Cardinal Joseph Ratzinger, the future pope and archbishop in Munich at the time, was copied on a memo that informed him that a priest, whom he had approved sending to therapy in 1980 to overcome pedophilia, would be returned to pastoral work within days of beginning psychiatric treatment. The priest was later convicted of molesting boys in another parish, The Times reported in its March 26th issue.
The Archdiocese of Munich and Freising earlier had placed full responsibility for the decision to allow the priest to resume his duties on the cardinal’s deputy, Fr. Gerhard Gruber. But a memo, whose existence, the Times reported, was confirmed by two church officials, shows that the future pope not only led a meeting on Jan. 15, 1980, approving the transfer of the priest, but was also kept informed about the priest’s reassignment.
What part the future pope played in the decision making, and how much interest he showed in the case of the troubled priest, who had molested multiple boys in his previous job, was not clear from the report. But the personnel chief who handled the matter from the beginning, Fr. Friedrich Fahr, “always remained personally, exceptionally connected” to Cardinal Ratzinger, the church said, according to the report.
The case of the German priest, Fr. Peter Hullermann, has acquired new relevance because it took place at a time when Ratzinger was in a position to refer the priest for prosecution, or at least to stop him from coming into contact with children, the newspaper report stated. The German Archdiocese has acknowledged that “bad mistakes” were made in the handling of Hullermann, though it attributed those mistakes to people reporting to Ratzinger and not the cardinal himself.
Church officials in Munich defended Benedict’s role in the matter, saying the memo was routine and was “unlikely to have landed on the archbishop’s desk,” according to the Fr. Lorenz Wolf, judicial vicar at the Munich Archdiocese, the Times reported. But Wolf said he could not rule out that Ratzinger had read it.
Gruber, who in an interview with the Associated Press last week, took full responsibility for allowing Hullermann to enter parish work has since not been available for any further comments.
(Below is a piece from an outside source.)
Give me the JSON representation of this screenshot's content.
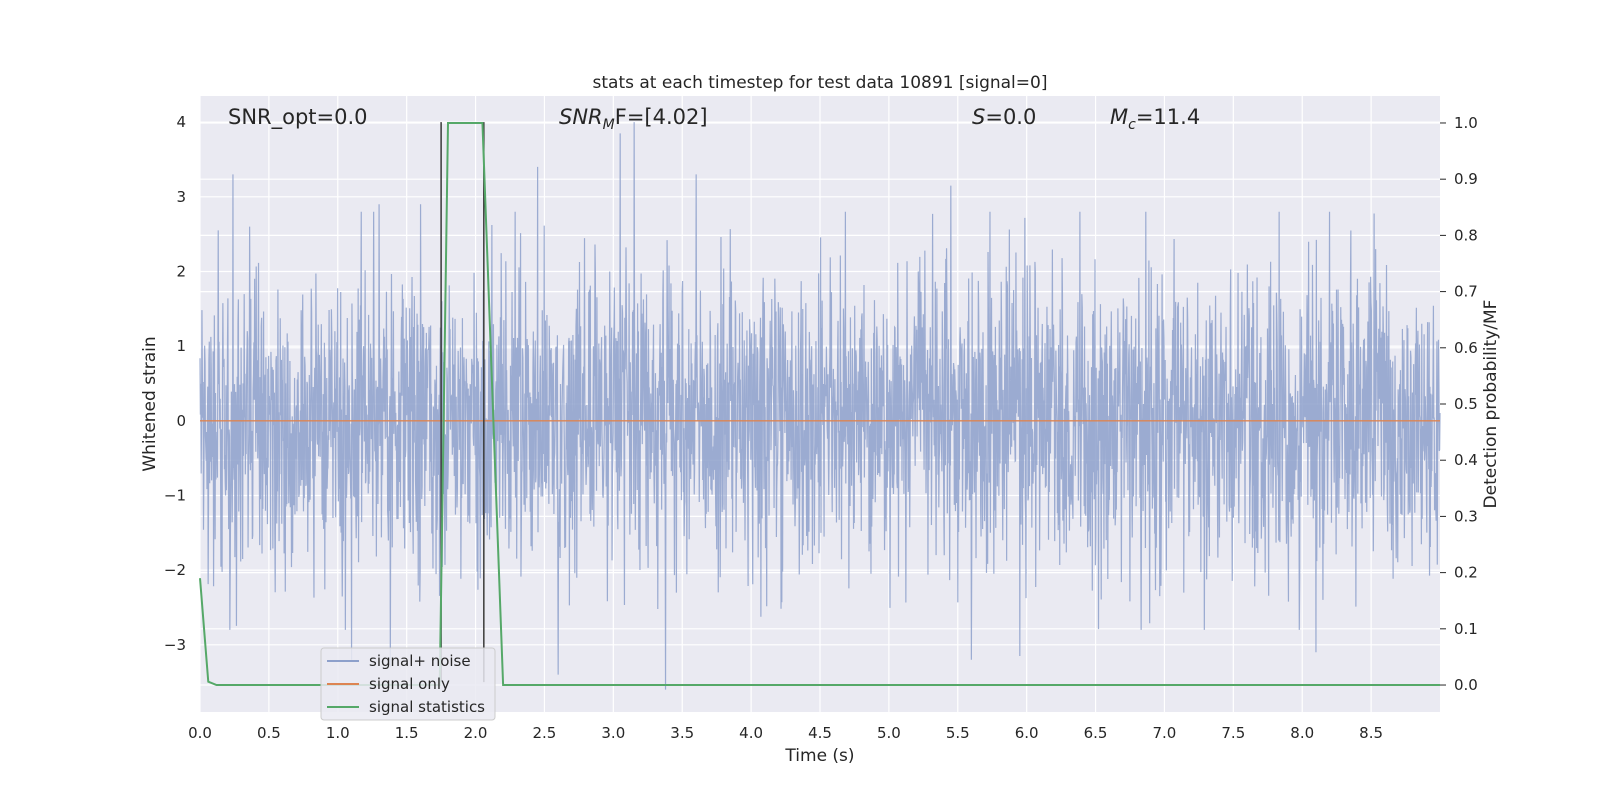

The Times, however, reported that Wolf spoke with Gruber this week at the newspaper’s request and that Gruber, the former vicar general in Munich, said that he could not remember a detailed conversation with Ratzinger about Hullermann. Gruber told Wolf he refused to rule out that “the name had come up.”
The Times reported it had reviewed “letters, meeting minutes and documents from personnel files” and these show Hullermann “went from disgrace and suspension from his duties in Essen to working without restrictions as a priest in Munich” in a matter of weeks despite the fact that in a letter requesting his transfer he was described as a potential danger.
According to the Times report, a key moment in the transfer of Hullermann came on Tuesday, Jan. 15, 1980. Ratzinger presided that morning over the meeting of the diocesan council. His auxiliary bishops and department heads gathered in a conference room on the top floor of the bishop’s administrative offices in Munich. The Hullermann matter was on the agenda.
The minutes of the meeting include no references to the actual discussion that day, simply stating that a priest from Essen in need of psychiatric treatment required room and board in a Munich congregation. “The request is granted,” read the minutes, the Times reported, stipulating that Hullermann would live at St. John the Baptist Church in the northern part of the city.
Five days later, on Jan. 20, Ratzinger’s office received a copy of the memo from his vicar general, Gruber, returning Hullermann to full duties, a spokesman for the archdiocese confirmed, the Times reported.
Father Hullermann resumed parish work practically on arrival in Munich, on Feb. 1, 1980. He was convicted in 1986 of molesting boys at another Bavarian parish.